Chapitre 10
Sam’ le voyait presque tous les jours maintenant. De plus en plus, la couleur revenait. Elle savait que je savais. Je le sais parce que, souvent, elle détournait la tête quand il lui parlait. Alors, la lumière émanait de l’angle mort, et éclairait le plancher. C’est moi qui avait demandé à Sam’ de courber la tête, le plus possible : voir le plancher ou le trottoir défiler m’était moins douloureux que ces sursauts de caméra qui partaient de tous les côtés. Mais lorsqu’elle regardait le plancher ces fois là, ce n’était pas pour me faire plaisir, c’était pour me mentir. La salope. Comment pouvait-elle s’imaginer que je ne savais pas ? C’était impossible. Elle le faisait parce qu’elle savait que j’aurais voulu voir, le voir, celui qui dégageait toute cette couleur. Lorsqu’elle me regardait désormais j’étais terne, gris, sans vie. Mes traits étaient grossis au charbon de bois. Au fur et à mesure qu’elle se rapprochait de chez nous, les couleurs fuyaient, comme jadis mes pixels. Le vert des arbres se cachait dans l’ombre des réverbères, le bleu du ciel palissait comme un enfant malade.
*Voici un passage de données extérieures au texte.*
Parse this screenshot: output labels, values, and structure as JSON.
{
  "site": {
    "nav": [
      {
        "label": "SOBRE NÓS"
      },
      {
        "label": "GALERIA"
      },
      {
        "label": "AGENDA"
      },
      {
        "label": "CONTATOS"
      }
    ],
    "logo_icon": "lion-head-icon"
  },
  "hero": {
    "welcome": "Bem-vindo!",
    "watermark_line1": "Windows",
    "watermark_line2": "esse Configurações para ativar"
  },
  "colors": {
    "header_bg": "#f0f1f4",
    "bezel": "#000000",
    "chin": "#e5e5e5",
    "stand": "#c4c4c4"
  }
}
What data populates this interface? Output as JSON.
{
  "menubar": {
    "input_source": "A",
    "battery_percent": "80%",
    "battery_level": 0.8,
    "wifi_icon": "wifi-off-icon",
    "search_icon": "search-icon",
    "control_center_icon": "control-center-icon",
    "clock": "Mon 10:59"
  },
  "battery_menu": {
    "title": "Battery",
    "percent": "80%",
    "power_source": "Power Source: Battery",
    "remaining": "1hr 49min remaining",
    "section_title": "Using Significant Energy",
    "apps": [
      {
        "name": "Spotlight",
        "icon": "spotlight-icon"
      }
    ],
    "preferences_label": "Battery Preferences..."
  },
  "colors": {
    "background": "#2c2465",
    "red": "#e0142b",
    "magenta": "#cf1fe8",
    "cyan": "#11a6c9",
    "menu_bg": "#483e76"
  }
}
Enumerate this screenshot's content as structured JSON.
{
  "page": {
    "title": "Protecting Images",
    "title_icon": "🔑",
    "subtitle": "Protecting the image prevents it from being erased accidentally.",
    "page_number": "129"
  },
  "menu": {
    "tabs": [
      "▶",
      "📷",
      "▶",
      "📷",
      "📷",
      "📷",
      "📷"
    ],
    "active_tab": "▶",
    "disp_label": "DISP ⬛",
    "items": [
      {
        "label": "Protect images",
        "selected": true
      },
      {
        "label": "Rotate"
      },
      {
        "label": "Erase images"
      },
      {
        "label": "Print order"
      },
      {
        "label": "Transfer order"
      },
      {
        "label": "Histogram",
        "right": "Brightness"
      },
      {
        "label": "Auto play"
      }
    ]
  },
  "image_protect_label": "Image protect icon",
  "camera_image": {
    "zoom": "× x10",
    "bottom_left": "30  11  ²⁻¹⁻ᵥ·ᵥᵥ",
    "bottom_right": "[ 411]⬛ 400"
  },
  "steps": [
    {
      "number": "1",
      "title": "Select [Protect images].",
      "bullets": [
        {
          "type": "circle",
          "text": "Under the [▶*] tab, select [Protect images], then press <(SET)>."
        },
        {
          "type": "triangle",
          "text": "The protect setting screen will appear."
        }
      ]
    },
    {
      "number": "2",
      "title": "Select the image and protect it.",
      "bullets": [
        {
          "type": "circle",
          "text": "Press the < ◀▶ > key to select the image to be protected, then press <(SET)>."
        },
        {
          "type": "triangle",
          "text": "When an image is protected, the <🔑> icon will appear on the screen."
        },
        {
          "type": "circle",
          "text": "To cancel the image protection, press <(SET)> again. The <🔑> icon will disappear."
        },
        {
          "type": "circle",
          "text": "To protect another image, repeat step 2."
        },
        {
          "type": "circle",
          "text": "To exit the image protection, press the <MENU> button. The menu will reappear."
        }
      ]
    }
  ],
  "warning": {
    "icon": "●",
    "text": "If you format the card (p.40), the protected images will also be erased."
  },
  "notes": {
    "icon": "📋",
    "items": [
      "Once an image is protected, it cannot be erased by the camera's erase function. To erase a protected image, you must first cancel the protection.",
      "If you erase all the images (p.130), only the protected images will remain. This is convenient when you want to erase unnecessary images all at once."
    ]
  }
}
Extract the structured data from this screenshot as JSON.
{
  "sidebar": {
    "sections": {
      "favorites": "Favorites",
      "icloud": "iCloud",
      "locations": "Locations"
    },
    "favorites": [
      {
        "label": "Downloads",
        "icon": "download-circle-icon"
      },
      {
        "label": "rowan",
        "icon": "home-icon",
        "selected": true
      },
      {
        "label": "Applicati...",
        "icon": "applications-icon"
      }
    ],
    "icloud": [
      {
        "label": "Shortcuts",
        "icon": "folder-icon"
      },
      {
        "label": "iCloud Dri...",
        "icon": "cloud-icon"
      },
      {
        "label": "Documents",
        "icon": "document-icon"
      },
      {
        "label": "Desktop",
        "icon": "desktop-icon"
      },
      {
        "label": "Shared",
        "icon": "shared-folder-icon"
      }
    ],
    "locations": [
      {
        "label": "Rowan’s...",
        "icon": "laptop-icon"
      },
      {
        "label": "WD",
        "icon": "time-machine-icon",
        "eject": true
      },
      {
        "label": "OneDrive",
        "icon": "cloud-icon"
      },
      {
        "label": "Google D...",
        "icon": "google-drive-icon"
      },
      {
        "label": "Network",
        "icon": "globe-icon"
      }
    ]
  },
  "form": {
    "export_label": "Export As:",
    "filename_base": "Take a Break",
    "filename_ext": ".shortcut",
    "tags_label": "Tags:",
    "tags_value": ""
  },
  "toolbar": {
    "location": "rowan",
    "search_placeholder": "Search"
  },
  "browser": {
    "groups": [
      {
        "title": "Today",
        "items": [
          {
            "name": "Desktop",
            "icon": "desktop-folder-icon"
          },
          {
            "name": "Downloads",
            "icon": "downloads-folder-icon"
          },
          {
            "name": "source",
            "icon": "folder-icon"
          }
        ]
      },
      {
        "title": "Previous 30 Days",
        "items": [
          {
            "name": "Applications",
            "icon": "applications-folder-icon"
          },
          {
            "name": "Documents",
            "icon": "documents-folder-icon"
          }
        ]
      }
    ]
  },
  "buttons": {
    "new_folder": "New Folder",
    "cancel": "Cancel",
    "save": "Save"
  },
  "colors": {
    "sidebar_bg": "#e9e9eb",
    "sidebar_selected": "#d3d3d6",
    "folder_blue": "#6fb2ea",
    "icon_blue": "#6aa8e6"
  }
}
Ce soir quand elle est rentrée, elle m’a regardé dans les yeux, ça m’a dégouté. J’étais hideux. En me voyant en face de moi, j’avais l’impression de parler à une sorte de vampire couvert de moisissure. Ce ne pouvait pas être la réalité. De nouveau, elle me mentait avec ses yeux. Ca m’a énervé. Mais je m’en voulais autant qu’à elle. J’ai frappé mon image. L’image a remué dans tous les sens, tangué, vibré, elle n’arrêtait pas de bouger. Soudain, elle a radicalement blanchi en retrouvant un peu de fixité. Un rideau de couleur rouge m’a recouvert. J’avais toujours cette même apparence hideuse, ni honte ni regret dans mes yeux morts. Alors j’ai encore frappé, frappé, mais cette image ne m’a plus quittée.